En mettant en œuvre la procédure de licenciement le 3 août 2009 après la fin de la mission chez ERDF, l’employeur n’a donc pas considéré que les faits qui lui avaient été révélés le 24 juillet étaient de nature à justifier un arrêt immédiat de la mission de Monsieur X, ce qui est confirmé par le compte-rendu de l’entretien préalable qui mentionne que l’employeur a relevé que le travail fourni par Monsieur X avait été très satisfaisant mais que celui-ci avait agi de manière inappropriée en adressant ce mail, aucune incidence n’étant au surplus démontrée sur la prestation de service réalisée chez le client.

Compte tenu de ces éléments, le jugement sera réformé en ce qu’il a retenu que le licenciement était fondé sur la faute grave privative du préavis et rejeté l’ensemble des demandes de Monsieur X au titre de la rupture du contrat, seule la demande au titre du licenciement abusif devant être rejetée.

En outre, la demande en paiement d’une indemnité présentée au titre du non respect de l’obligation de sécurité, fondée sur le même motif d’agissements malveillants à caractère raciste de Monsieur P, doit être également rejetée dès lors que les allégations soutenues à ce titre par Monsieur X sont écartées par la cour.


Sur le non respect de la procédure

La société Ippon Technologies sollicite la confirmation du jugement du 1er octobre 2013 qui l’a condamnée au paiement de la somme de 1.000 € à titre de dommages-intérêts pour non respect de la procédure, Monsieur X réclamant l’augmentation du montant de l’indemnité à un mois de salaire.

Il n’est pas contestable que le délai de 5 jours entre la remise de la convocation et l’entretien préalable n’a pas été respecté.

Au regard des éléments de la cause et en l’absence d’un préjudice spécifique invoqué par Monsieur X, l’indemnité fixée par le conseil de prud’hommes de Nanterre doit être considérée comme satisfaisante, le jugement devant être confirmé sur ce point.

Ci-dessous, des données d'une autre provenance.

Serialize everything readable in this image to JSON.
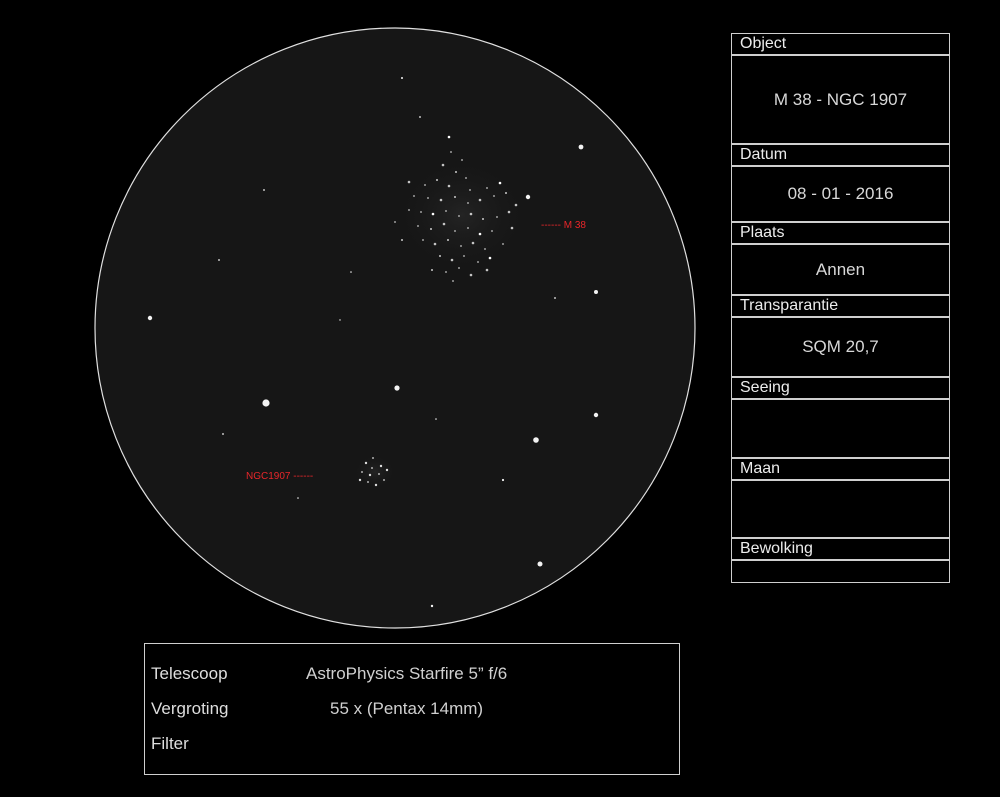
{
  "sketch": {
    "labels": {
      "m38": "------  M 38",
      "ngc1907": "NGC1907 ------"
    },
    "colors": {
      "label": "#e8262a",
      "field": "#161616",
      "rim": "#e0e0e0"
    }
  },
  "info": {
    "object_label": "Object",
    "object_value": "M 38 - NGC 1907",
    "date_label": "Datum",
    "date_value": "08 - 01 - 2016",
    "place_label": "Plaats",
    "place_value": "Annen",
    "transparency_label": "Transparantie",
    "transparency_value": "SQM 20,7",
    "seeing_label": "Seeing",
    "seeing_value": "",
    "moon_label": "Maan",
    "moon_value": "",
    "clouds_label": "Bewolking",
    "clouds_value": ""
  },
  "equipment": {
    "telescope_label": "Telescoop",
    "telescope_value": "AstroPhysics Starfire 5” f/6",
    "magnification_label": "Vergroting",
    "magnification_value": "55 x (Pentax 14mm)",
    "filter_label": "Filter",
    "filter_value": ""
  }
}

Sur le paiement du variable

Monsieur X sollicite le paiement d’un rappel de variable, la société Ippon Technologies considérant qu’il n’établit pas avoir atteint le chiffre d’affaires annuel qui lui avait été fixé.

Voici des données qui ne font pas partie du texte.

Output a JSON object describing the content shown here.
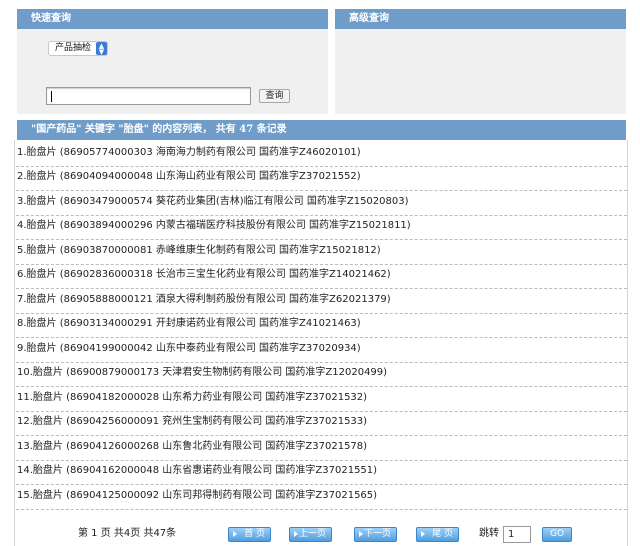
{
  "quick_search": {
    "title": "快速查询",
    "select_value": "产品抽检",
    "input_value": "",
    "button_label": "查询"
  },
  "advanced_search": {
    "title": "高级查询"
  },
  "results": {
    "header": "\"国产药品\" 关键字 \"胎盘\" 的内容列表， 共有 47 条记录",
    "rows": [
      "1.胎盘片 (86905774000303 海南海力制药有限公司 国药准字Z46020101)",
      "2.胎盘片 (86904094000048 山东海山药业有限公司 国药准字Z37021552)",
      "3.胎盘片 (86903479000574 葵花药业集团(吉林)临江有限公司 国药准字Z15020803)",
      "4.胎盘片 (86903894000296 内蒙古福瑞医疗科技股份有限公司 国药准字Z15021811)",
      "5.胎盘片 (86903870000081 赤峰维康生化制药有限公司 国药准字Z15021812)",
      "6.胎盘片 (86902836000318 长治市三宝生化药业有限公司 国药准字Z14021462)",
      "7.胎盘片 (86905888000121 酒泉大得利制药股份有限公司 国药准字Z62021379)",
      "8.胎盘片 (86903134000291 开封康诺药业有限公司 国药准字Z41021463)",
      "9.胎盘片 (86904199000042 山东中泰药业有限公司 国药准字Z37020934)",
      "10.胎盘片 (86900879000173 天津君安生物制药有限公司 国药准字Z12020499)",
      "11.胎盘片 (86904182000028 山东希力药业有限公司 国药准字Z37021532)",
      "12.胎盘片 (86904256000091 兖州生宝制药有限公司 国药准字Z37021533)",
      "13.胎盘片 (86904126000268 山东鲁北药业有限公司 国药准字Z37021578)",
      "14.胎盘片 (86904162000048 山东省惠诺药业有限公司 国药准字Z37021551)",
      "15.胎盘片 (86904125000092 山东司邦得制药有限公司 国药准字Z37021565)"
    ]
  },
  "pagination": {
    "info": "第 1 页 共4页 共47条",
    "first": "首 页",
    "prev": "上一页",
    "next": "下一页",
    "last": "尾 页",
    "jump_label": "跳转",
    "jump_value": "1",
    "go": "GO"
  }
}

Le contrat de travail fixe une rémunération variable pouvant atteindre 4.000 € bruts annuels, l’avenant 1 définissant le montant de la prime en proportion avec le chiffre d’affaires atteint, en plus d’une prime de 250 à 1.000 € pour les supports de formation.

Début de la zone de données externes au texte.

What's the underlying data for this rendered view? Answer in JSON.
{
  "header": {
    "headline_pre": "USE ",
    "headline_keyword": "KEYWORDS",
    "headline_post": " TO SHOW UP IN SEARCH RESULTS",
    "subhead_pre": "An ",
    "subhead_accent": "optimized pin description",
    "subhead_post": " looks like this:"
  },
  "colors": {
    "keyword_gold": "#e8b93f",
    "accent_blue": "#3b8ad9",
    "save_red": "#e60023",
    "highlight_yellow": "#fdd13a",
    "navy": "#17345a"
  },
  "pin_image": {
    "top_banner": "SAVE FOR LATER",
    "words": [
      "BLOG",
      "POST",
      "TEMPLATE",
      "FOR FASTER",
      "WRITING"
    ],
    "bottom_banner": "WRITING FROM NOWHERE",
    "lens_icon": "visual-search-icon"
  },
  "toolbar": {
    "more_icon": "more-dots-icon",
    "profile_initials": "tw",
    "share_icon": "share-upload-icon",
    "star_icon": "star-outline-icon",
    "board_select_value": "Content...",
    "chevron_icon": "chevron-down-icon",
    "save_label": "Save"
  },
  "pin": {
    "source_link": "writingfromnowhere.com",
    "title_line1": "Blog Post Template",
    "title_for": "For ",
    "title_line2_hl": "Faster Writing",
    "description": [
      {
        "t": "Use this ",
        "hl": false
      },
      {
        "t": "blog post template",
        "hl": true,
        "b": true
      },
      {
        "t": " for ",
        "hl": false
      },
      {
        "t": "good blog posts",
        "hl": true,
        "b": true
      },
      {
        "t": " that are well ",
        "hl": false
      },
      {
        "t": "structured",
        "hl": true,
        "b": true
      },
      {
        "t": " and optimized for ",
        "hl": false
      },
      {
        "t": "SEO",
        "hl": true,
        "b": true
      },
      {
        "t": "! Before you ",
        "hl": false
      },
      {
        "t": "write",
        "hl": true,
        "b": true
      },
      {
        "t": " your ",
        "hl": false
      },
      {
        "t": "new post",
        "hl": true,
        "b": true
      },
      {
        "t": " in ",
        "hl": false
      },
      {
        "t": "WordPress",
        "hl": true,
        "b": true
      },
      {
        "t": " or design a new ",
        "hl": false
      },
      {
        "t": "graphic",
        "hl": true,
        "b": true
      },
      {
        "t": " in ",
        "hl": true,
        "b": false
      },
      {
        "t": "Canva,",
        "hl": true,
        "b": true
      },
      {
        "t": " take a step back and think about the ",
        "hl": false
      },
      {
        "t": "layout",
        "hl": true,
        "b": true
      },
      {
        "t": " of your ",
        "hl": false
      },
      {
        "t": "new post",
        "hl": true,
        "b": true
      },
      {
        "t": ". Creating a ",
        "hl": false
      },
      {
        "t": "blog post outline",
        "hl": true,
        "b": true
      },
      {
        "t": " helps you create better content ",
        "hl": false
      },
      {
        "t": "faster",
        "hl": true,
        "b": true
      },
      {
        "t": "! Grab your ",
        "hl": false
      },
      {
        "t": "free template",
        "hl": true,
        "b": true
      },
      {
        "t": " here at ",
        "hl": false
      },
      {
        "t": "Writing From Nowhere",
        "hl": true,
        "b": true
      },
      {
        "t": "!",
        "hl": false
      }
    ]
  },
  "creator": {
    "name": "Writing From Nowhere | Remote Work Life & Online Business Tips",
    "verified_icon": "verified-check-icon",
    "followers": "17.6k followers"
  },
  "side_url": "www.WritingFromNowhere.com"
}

Il ressort des bulletins de paie que Monsieur X a perçu la somme de 1.500 € au titre de la mission réalisée de février à juillet 2009 auprès d’ ERDF.

Il appartient à l’employeur de fournir les éléments de preuve relatifs au calcul de la prime, ce que la société Ippon Technologies ne fait pas en précisant le montant du contrat effectué chez ERDF, de sorte que le variable doit être calculé au prorata du temps de présence chez le client sur la base de 4.000 € bruts annuels.

La demande doit être jugée bien-fondé à hauteur d’un complément de 500 €, le jugement devant être réformé à ce titre.


Sur les dépens et l’article 700 du code de procédure civile

Compte tenu de la solution du litige, les dépens seront supportés par la société Ippon Technologies qui devra payer à Monsieur X, la somme de 2.000 € en application de l’article 700 du code de procédure civile.